De plus, l’élève peut se tourner vers le professeur pour y chercher :

  • un encadrement et une inspiration sur la voie bouddhique,
  • une thérapie,
  • un directeur de conscience,
  • un substitut parental,
  • de la reconnaissance,
  • quelqu’un qui lui dise ce qu’il faut faire dans la vie.

Le professeur spirituel, à son tour, peut vouloir :

  • donner des faits,
  • révéler des initiations orales pour préserver le Dharma,
  • travailler sur la personnalité des élèves,
  • semer des graines pour le bénéfice des vies futures des élèves,
  • aider les élèves à obtenir une meilleure renaissance, la libération et l’illumination,
  • construire un centre de Dharma ou un empire de centres de Dharma,
  • gagner des convertis à sa lignée,
  • recevoir de l’argent pour soutenir un monastère en Inde ou en reconstruire un au Tibet,
  • trouver une base sûre en tant que réfugié,
  • gagner sa vie ou s’enrichir,
  • obtenir de la puissance pour dominer les autres,
  • obtenir des avantages sexuels.

Les facteurs psychologiques négatifs ayant une incidence sur les deux parties, comprennent :

  • la solitude,
  • l’ennui,
  • la souffrance,
  • l’insécurité,
  • le désir de suivre une mode,
  • la pression du groupe.

Troisièmement : Le rôle que chacun(e) se définit et définit pour l’autre en termes du jeu de la relation et, donc, les attentes de chacun(e) et comment chacun(e) se sent vis-à-vis de lui-même ou d’elle-même

Le professeur spirituel peut se considérer lui-même ou elle-même, ou l’élève peut considérer le professeur comme :

  • un professeur de bouddhisme qui donne des informations sur le bouddhisme,
  • un instructeur de Dharma qui indique comment appliquer le Dharma à sa vie,
  • un formateur en rites ou en méditation,
  • un mentor spirituel qui confère des vœux,
  • un maître tantrique qui confère des initiations tantriques.

L’élève peut se considérer lui-même ou elle- même, ou le professeur peut considérer l’élève comme :

  • un(e) élève du bouddhisme qui obtient des informations,
  • un(e) élève du Dharma qui apprend comment appliquer le Dharma à sa vie,
  • un(e) stagiaire en méditation ou en rites,
  • un(e) disciple qui a simplement pris des vœux auprès du professeur,
  • un disciple qui est guidé personnellement par le professeur.
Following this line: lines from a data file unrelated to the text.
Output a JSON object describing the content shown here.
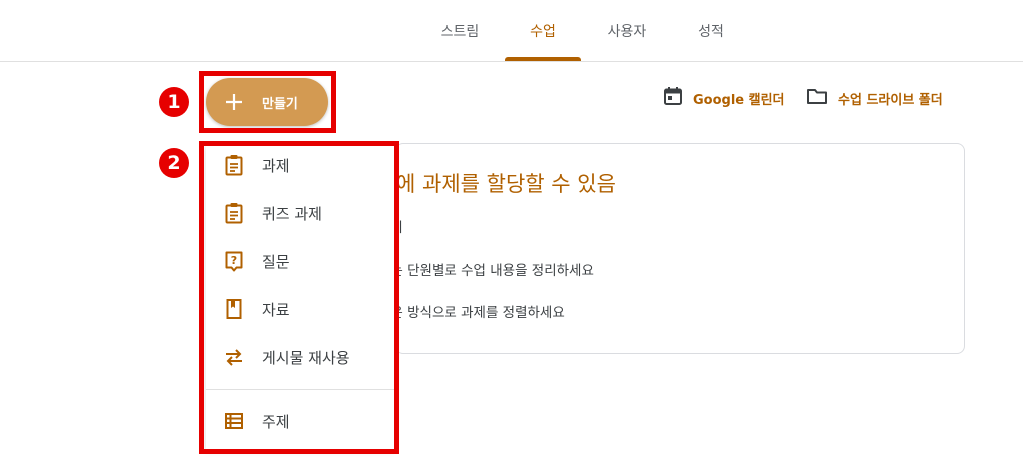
{
  "tabs": [
    {
      "label": "스트림"
    },
    {
      "label": "수업",
      "active": true
    },
    {
      "label": "사용자"
    },
    {
      "label": "성적"
    }
  ],
  "create_button": {
    "label": "만들기",
    "icon": "plus-icon"
  },
  "links": {
    "calendar": {
      "label": "Google 캘린더",
      "icon": "calendar-icon"
    },
    "drive": {
      "label": "수업 드라이브 폴더",
      "icon": "folder-icon"
    }
  },
  "card": {
    "title": "에 과제를 할당할 수 있음",
    "lines": [
      "보기",
      "또는 단원별로 수업 내용을 정리하세요",
      "싶은 방식으로 과제를 정렬하세요"
    ]
  },
  "menu": {
    "items": [
      {
        "label": "과제",
        "icon": "assignment-icon"
      },
      {
        "label": "퀴즈 과제",
        "icon": "quiz-assignment-icon"
      },
      {
        "label": "질문",
        "icon": "question-icon"
      },
      {
        "label": "자료",
        "icon": "material-icon"
      },
      {
        "label": "게시물 재사용",
        "icon": "reuse-post-icon"
      },
      {
        "label": "주제",
        "icon": "topic-icon"
      }
    ]
  },
  "annotations": {
    "badge1": "1",
    "badge2": "2"
  },
  "colors": {
    "accent": "#b06000",
    "button": "#d39a52",
    "annotation": "#e60000"
  }
}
Un autre aspect de cette dimension est comment chacun(e) se sent vis-à-vis de lui-même ou d’elle-même du fait de la relation.

L’élève peut se sentir :

  • protégé(e),
  • appartenir à quelqu’un,
  • complet (complète),
  • comblé(e),
  • serviteur,
  • membre d’un culte.

Le professeur spirituel peut se sentir :

  • maître,
  • humble pratiquant(e),
  • sauveur,
  • directeur de conscience,
  • psychologue,
  • administrateur d’un centre de Dharma ou d’un empire de centres de Dharma,
  • soutien financier d’un monastère.

Quatrièmement : Le niveau d’engagement et d’implication de chaque partie dans la relation et les facteurs psychologiques qui ont une incidence

L’élève peut :

  • payer des honoraires fixes, faire des dons ou étudier sans payer ni donner quoique ce soit au professeur,
  • être superficiellement engagé(e) ou profondément impliqué(e) dans le bouddhisme ou envers le professeur et/ou la lignée,
  • avoir l’intention de prendre ou de ne pas prendre de vœux avec le professeur, ou les avoir déjà pris ou pas,
  • se sentir responsable d’aider le professeur,
  • se sentir redevable financièrement,
  • se sentir redevable moralement,
  • avoir le sentiment de devoir être loyal – à cet égard, le rôle de la pression du groupe est important,
  • avoir peur d’aller en enfer s’il ou elle fait quelque chose de mal.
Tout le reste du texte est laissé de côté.